Em 2009, o faturamento líquido do grupo no País foi de R$ 3,8 bilhões, com um recuo de 20% sobre 2008 atribuído à queda nas exportações de tecnologias automotivas para os Estados Unidos e Europa. “Em 2010, o volume de exportação deve continuar baixo devido ao custo Brasil e à valorização do real frente ao dólar”, diz Nobis.

Na América Latina a Bosch continua focada na expansão regional e na diversificação dos negócios na América Latina, onde o segmento automotivo representa 73% do faturamento do grupo. “Queremos manter e até aumentar a nossa participação no segmento automotivo, porém, estamos focados em ampliar os negócios nas áreas de bens de consumo e construção e tecnologia industrial”, afirma Nobis.


Investimento

Apesar das dificuldades no ano passado, a Bosch manteve os investimentos em pesquisa e desenvolvimento que, no Brasil, representaram cerca de 4% do faturamento do grupo no país.
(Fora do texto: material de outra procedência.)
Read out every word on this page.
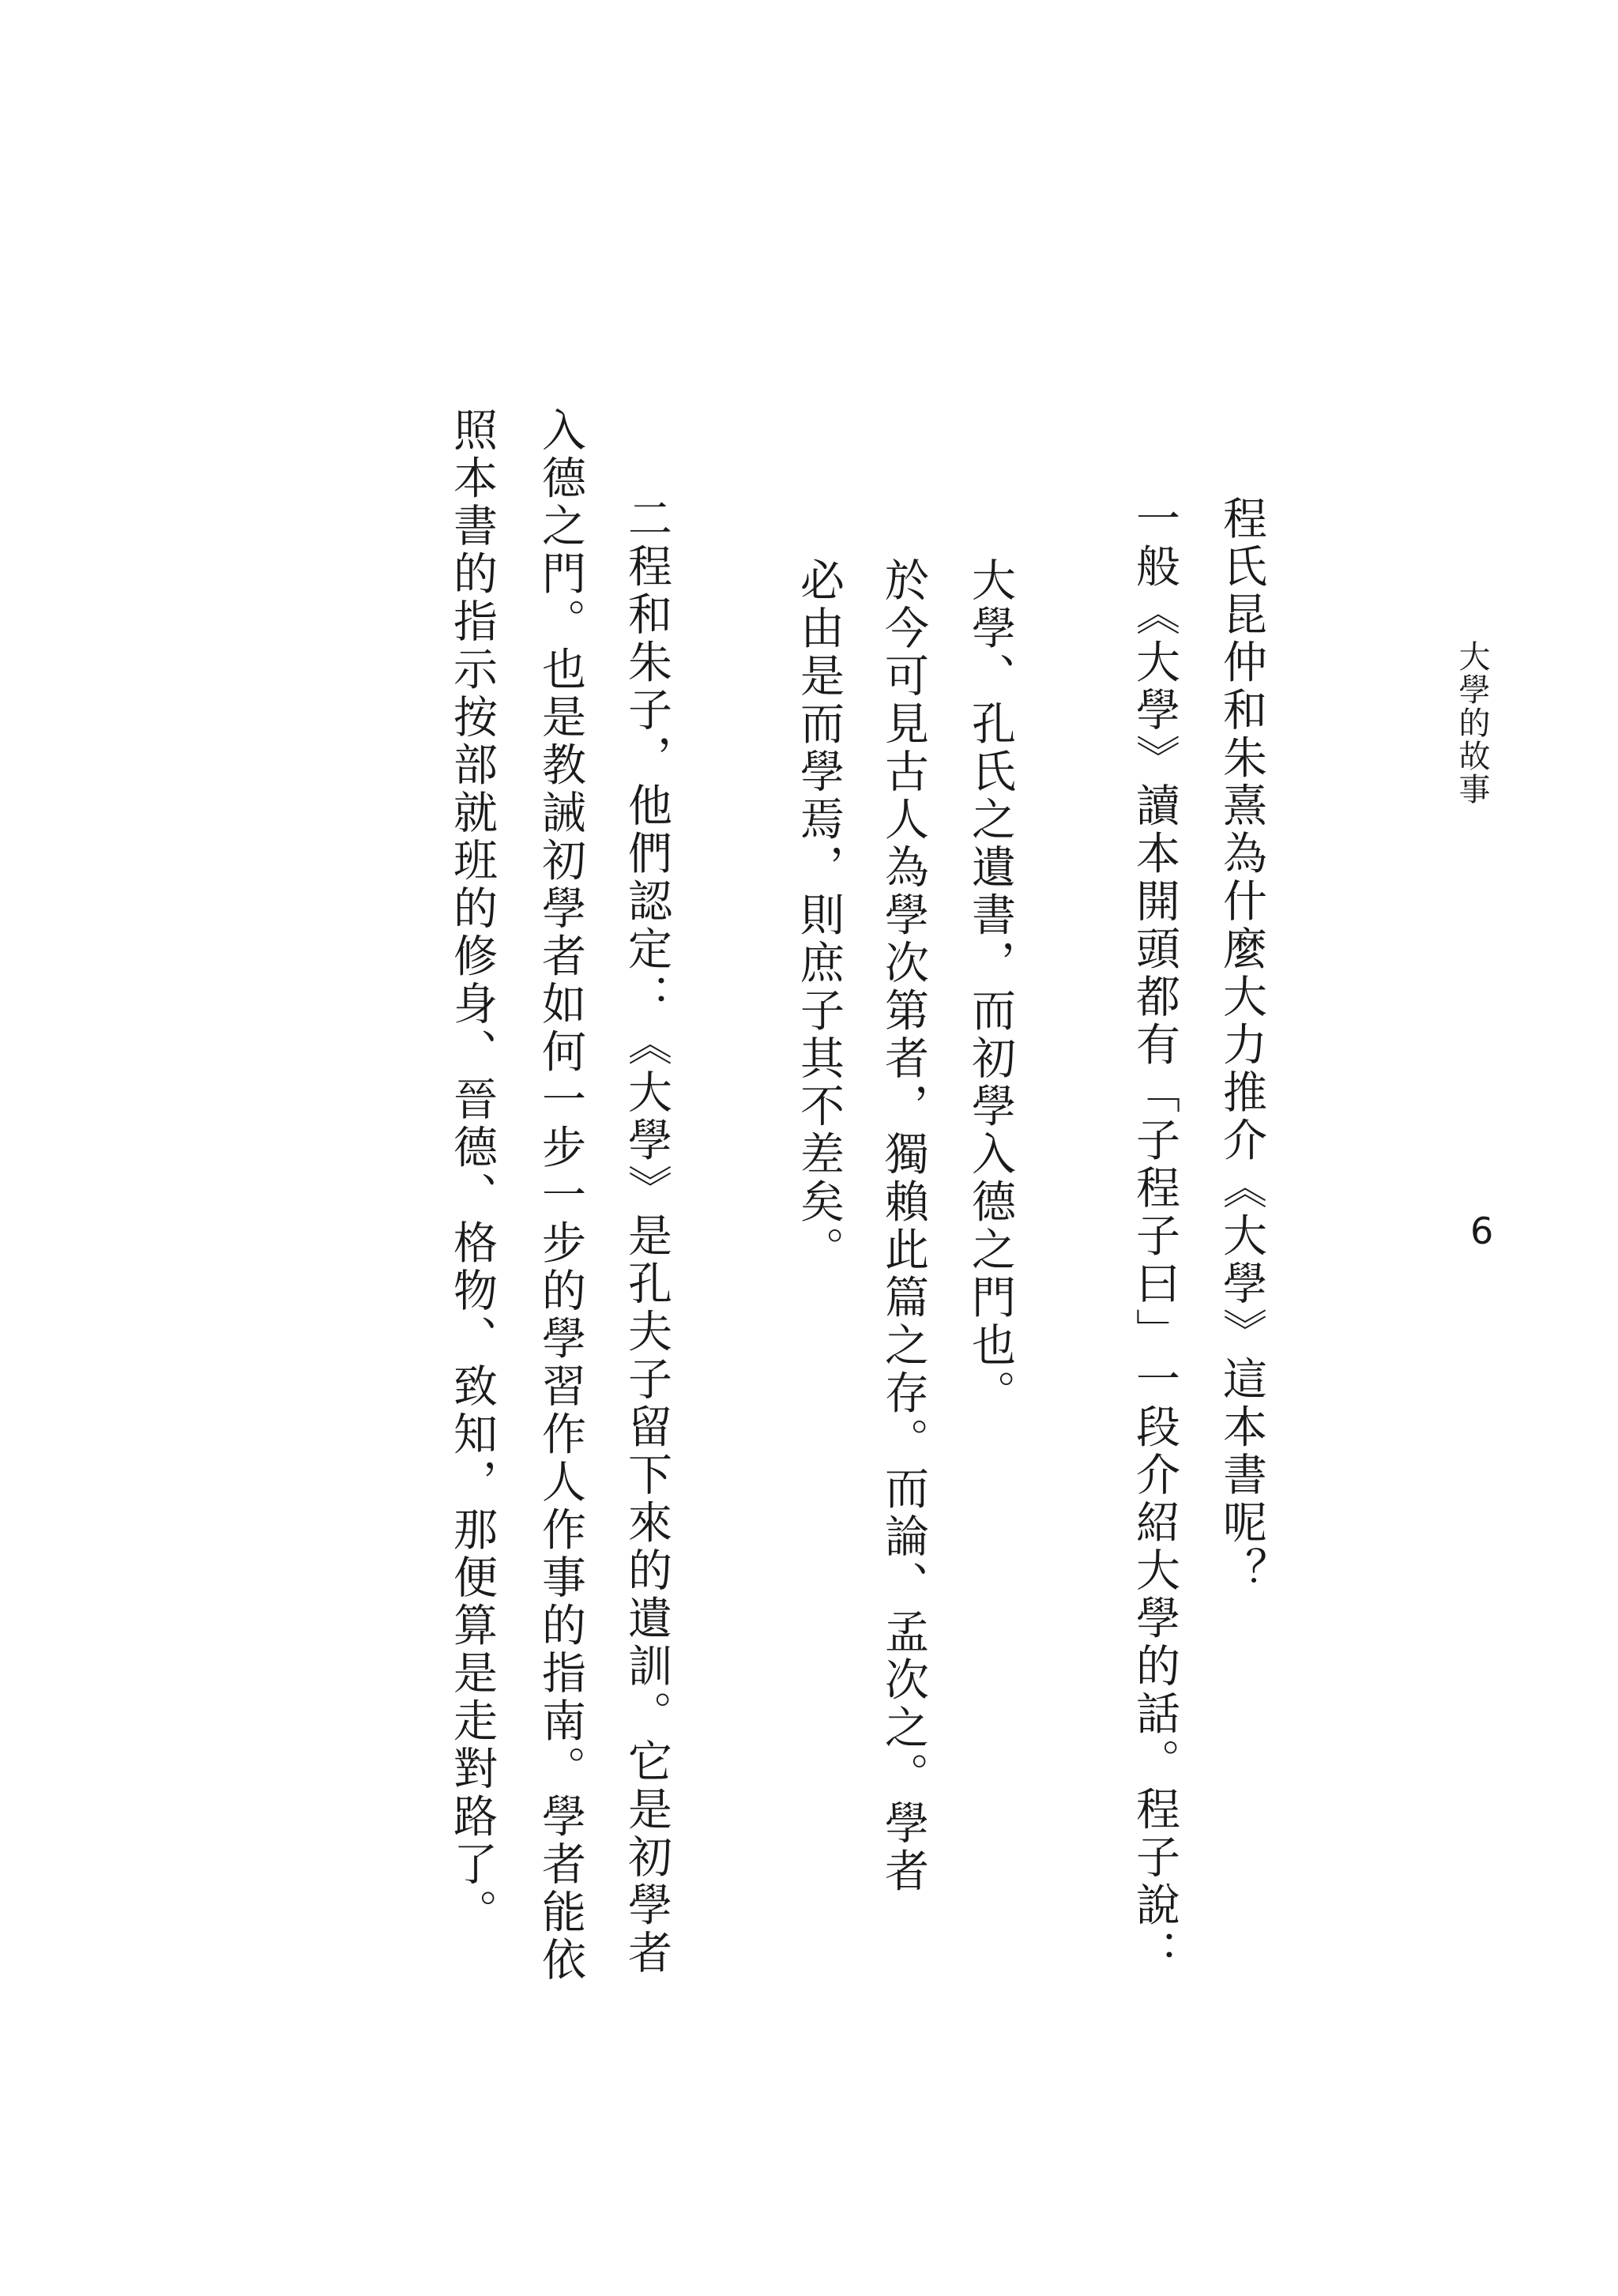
大學的故事
6
程氏昆仲和朱熹為什麼大力推介《大學》這本書呢？
一般《大學》讀本開頭都有「子程子曰」一段介紹大學的話。程子說：
大學、孔氏之遺書，而初學入德之門也。
於今可見古人為學次第者，獨賴此篇之存。而論、孟次之。學者
必由是而學焉，則庶子其不差矣。
二程和朱子，他們認定：《大學》是孔夫子留下來的遺訓。它是初學者
入德之門。也是教誡初學者如何一步一步的學習作人作事的指南。學者能依
照本書的指示按部就班的修身、晉德、格物、致知，那便算是走對路了。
Para 2010, a empresa pretende manter o mesmo nível de investimento e o principal foco de são as tecnologias que contribuem para a conservação e proteção do meio ambiente, como sistemas bicombustíveis para veículos diesel e o Eco Starter, motor de partida utilizado no Start/Stop, sistema que desliga o motor automaticamente quando o veículo está parado por longo período, como no congestionamento urbano.

Para esse ano, estão previstos também investimentos da ordem de R$ 45 milhões em ativos fixos no Brasil, que incluem a modernização e ampliação da capacidade produtiva de algumas linhas de componentes automotivos, entre eles bombas de combustível e corpos de borboleta para o sistema flex.